「きみのは、こういうところが抜けてるんだよ」のような気質に対するダメ出しなら、「気をつけます。ありがとうございます」。正確には「気をつけます。(ご指導)ありがとうございます」の意味だけど、指導するのもまた上司の仕事なので、特に言わなくても通じます。

「すみません」は、“いたらない私”つまり非を認めることばなので、情けない気持ちになるけれど、「ありがとうございます」は上司の職務遂行への感謝」なので、自分も職務遂行につなげようと前向きな気持ちになれます。

 上司の側も、「すみません」と暗い顔をされるより、「ありがとうございます」とすみやかに行動してもらったほうが気持ちいいはず。

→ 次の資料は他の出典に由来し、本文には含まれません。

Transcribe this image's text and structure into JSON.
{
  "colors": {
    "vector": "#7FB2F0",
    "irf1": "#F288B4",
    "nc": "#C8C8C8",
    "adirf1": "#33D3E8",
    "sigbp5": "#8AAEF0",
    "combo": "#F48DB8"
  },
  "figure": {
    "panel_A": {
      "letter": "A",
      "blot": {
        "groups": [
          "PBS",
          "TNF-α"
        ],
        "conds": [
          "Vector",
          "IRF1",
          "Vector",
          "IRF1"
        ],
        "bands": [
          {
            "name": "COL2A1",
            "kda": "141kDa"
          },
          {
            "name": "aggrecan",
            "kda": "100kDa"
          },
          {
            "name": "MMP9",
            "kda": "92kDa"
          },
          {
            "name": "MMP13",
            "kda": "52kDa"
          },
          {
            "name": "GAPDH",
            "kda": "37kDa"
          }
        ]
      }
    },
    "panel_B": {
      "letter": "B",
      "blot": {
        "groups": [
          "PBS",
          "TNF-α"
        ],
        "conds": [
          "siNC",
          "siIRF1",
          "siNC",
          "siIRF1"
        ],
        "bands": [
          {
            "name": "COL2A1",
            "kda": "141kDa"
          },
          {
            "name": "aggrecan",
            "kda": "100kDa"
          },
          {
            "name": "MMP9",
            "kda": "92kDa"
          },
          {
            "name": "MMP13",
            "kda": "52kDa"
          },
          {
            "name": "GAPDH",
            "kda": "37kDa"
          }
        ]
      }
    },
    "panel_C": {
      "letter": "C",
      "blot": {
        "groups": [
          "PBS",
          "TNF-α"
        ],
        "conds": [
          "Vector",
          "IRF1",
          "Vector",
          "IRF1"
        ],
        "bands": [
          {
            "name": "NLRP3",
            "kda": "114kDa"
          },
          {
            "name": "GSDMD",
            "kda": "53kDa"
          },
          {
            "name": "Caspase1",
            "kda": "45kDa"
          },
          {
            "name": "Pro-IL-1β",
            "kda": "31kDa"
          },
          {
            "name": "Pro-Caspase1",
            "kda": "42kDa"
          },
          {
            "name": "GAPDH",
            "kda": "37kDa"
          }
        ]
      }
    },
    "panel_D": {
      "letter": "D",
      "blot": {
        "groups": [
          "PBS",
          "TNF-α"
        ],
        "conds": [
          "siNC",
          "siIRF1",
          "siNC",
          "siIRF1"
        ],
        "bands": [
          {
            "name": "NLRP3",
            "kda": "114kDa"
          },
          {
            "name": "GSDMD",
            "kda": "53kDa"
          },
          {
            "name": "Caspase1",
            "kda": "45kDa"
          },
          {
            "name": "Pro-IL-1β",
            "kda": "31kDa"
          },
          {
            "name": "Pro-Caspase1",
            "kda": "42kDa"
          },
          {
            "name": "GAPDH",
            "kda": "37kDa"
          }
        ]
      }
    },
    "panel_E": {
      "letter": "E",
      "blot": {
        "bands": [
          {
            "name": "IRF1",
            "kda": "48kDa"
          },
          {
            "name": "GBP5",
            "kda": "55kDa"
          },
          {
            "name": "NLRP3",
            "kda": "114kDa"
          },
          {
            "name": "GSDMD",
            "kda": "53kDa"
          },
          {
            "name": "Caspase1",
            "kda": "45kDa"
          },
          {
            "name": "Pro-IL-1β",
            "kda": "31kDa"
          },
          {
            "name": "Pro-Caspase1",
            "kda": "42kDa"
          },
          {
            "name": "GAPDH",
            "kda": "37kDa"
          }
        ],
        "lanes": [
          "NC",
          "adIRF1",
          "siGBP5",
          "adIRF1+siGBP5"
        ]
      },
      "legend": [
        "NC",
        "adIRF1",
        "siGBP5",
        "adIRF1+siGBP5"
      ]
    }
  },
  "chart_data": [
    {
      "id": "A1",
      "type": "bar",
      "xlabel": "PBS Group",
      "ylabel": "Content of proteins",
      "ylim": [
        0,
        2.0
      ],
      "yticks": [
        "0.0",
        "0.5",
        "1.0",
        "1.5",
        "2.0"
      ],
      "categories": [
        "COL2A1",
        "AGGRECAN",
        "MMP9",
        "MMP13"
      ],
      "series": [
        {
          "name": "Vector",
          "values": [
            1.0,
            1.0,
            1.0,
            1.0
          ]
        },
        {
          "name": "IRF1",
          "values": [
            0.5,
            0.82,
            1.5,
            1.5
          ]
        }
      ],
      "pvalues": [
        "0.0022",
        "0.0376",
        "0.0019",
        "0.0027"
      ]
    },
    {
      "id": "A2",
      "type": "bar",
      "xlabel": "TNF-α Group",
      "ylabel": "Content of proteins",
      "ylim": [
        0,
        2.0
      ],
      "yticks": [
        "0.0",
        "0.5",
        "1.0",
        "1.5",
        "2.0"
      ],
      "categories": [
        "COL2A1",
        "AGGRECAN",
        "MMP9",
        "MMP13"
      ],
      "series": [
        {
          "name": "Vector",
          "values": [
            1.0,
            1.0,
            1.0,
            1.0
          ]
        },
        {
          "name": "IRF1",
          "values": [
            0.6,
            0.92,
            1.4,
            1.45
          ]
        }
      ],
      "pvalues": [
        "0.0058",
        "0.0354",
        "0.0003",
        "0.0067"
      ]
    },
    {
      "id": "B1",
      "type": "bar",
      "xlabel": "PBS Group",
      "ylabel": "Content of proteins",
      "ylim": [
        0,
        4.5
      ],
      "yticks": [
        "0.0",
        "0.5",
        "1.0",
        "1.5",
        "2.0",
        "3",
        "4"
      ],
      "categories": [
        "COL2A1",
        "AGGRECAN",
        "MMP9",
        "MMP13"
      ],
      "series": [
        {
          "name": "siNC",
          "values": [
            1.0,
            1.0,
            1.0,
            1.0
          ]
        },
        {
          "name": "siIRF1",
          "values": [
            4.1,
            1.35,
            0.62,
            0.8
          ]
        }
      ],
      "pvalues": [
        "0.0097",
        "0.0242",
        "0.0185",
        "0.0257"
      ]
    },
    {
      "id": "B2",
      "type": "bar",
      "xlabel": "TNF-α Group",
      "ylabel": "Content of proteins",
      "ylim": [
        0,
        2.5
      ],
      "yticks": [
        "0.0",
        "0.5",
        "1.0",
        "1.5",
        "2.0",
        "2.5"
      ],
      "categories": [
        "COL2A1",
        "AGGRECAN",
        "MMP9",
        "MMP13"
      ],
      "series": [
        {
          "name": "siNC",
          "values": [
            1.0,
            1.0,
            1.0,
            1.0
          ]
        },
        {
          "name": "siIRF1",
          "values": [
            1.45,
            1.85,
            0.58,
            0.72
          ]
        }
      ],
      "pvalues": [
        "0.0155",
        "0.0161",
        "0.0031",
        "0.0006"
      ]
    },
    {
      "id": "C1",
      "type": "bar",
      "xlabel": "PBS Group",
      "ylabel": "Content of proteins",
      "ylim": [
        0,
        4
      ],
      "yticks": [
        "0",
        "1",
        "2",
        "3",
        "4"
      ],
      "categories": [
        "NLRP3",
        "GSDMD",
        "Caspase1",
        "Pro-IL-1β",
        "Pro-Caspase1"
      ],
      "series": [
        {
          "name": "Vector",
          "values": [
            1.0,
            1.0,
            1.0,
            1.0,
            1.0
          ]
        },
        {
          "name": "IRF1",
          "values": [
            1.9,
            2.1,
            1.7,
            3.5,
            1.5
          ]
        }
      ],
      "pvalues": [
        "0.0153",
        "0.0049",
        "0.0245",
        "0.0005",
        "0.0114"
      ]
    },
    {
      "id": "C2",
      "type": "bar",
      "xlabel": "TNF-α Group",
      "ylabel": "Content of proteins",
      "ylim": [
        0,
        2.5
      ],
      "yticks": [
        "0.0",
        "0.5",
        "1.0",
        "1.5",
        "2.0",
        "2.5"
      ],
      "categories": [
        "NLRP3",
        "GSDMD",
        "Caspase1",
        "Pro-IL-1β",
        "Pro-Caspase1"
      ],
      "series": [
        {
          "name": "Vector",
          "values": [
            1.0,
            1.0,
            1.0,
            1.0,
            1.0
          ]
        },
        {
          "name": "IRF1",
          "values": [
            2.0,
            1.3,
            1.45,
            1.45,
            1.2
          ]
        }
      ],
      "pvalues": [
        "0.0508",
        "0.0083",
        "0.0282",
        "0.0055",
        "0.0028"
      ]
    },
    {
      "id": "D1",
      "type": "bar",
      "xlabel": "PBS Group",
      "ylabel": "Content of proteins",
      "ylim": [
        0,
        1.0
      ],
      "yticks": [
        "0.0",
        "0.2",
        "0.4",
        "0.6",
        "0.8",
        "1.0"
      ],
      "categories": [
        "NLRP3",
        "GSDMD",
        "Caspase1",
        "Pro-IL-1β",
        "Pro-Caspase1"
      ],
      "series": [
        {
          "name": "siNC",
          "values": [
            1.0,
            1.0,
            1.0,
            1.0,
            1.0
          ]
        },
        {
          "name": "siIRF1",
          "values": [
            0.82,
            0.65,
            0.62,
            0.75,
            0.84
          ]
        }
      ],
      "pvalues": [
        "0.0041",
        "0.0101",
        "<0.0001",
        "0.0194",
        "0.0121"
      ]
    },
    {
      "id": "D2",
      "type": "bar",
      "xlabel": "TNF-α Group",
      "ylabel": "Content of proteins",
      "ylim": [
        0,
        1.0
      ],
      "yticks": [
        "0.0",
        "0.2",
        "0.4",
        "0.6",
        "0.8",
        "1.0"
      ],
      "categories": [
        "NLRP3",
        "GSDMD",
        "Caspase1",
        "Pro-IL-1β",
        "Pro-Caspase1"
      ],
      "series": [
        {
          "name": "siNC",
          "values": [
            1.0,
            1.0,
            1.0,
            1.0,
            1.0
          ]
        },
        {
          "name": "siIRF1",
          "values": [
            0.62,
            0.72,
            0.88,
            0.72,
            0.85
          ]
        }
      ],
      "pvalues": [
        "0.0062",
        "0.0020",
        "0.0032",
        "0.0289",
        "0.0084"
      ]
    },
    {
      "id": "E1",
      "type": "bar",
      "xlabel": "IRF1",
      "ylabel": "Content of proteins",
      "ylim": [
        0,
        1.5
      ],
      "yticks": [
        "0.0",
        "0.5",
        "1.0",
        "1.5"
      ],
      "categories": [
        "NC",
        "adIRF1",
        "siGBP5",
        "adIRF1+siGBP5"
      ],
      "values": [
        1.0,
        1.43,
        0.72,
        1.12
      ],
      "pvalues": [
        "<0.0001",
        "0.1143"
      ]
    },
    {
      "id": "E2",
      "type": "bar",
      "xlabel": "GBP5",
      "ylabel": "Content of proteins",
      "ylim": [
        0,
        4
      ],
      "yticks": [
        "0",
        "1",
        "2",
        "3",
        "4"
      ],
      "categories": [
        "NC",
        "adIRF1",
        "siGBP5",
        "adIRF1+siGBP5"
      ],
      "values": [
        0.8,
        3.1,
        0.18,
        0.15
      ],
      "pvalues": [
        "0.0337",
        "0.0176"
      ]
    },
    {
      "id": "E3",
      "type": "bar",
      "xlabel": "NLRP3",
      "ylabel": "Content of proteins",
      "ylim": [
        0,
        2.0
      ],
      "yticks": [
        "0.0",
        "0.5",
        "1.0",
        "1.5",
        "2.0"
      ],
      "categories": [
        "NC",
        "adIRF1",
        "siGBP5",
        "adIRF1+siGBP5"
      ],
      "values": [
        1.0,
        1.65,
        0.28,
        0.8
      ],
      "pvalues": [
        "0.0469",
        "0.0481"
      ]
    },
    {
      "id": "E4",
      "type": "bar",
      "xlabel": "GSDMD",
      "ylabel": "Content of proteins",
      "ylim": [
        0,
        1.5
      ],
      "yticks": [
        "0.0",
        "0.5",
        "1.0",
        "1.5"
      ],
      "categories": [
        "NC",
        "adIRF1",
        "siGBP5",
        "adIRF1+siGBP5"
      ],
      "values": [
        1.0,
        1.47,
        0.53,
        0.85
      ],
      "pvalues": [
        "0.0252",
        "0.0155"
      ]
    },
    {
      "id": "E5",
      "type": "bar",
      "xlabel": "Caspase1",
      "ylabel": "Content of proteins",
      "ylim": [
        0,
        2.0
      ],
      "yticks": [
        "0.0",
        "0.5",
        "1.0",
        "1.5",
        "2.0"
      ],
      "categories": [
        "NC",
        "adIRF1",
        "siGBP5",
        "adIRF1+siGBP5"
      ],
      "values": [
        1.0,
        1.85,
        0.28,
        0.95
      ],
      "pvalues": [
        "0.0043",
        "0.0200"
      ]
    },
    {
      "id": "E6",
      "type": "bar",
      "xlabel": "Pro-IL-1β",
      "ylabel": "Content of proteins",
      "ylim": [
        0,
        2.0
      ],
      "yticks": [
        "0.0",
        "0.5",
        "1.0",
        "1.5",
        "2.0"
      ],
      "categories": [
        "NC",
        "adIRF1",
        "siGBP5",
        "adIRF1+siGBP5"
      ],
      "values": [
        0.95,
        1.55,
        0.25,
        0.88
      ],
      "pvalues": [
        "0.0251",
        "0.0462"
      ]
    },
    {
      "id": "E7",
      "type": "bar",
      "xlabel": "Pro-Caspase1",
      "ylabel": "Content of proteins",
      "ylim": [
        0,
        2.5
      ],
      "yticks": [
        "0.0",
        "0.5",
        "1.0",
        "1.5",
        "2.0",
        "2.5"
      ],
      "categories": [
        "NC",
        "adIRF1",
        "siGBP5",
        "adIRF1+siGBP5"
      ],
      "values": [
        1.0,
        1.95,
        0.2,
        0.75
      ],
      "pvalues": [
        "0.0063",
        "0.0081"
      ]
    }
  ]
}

職務へのひたむきさを感じるので、評価も上がります。

周りの人たちの気分を
明るくさせる魔法の言葉

 余計なお世話を言われたときも(結婚しないの?子どもは産まないの?)、「気にかけてくださって、ありがとうございます」と笑顔でかわせばいい。「こうすればいいのに」と、できもしない(あるいは、したくもないような)アドバイスをもらったときも、「勉強(参考)になります。ありがとうございます」と笑顔で逃げられます。

書影『運のトリセツ』『運のトリセツ』(黒川伊保子、扶桑社)

 たとえば接客業で、「向こうのお店では、○○してくれるわ。お宅もすればいいのに」のような顧客の言葉に、うっかり「すみません」と謝ると、非を認めたことになり、ときには心が傷ついてしまいます。でも「そうなんですか。勉強になります。ありがとうございます」と返せば、アドバイスをいただいた体になり、情けない気持ちにならないし、顧客も気持ちいい。ちなみに、「お待たせしてすみません」も「待っていただいて、ありがとうございます」に変えれば、顧客の気持ちも明るくなります。

「すみません」を「ありがとうございます」に変えましょう。ミスをしたのに上司にかわいがられ、お待たせしたお客様に「いいのよ、商売繁盛でよかったわね」と言われるかも。「ありがとう」は、人の気持ちを明るくするから。運のいい人の口癖、と言ってもいいかもしれません。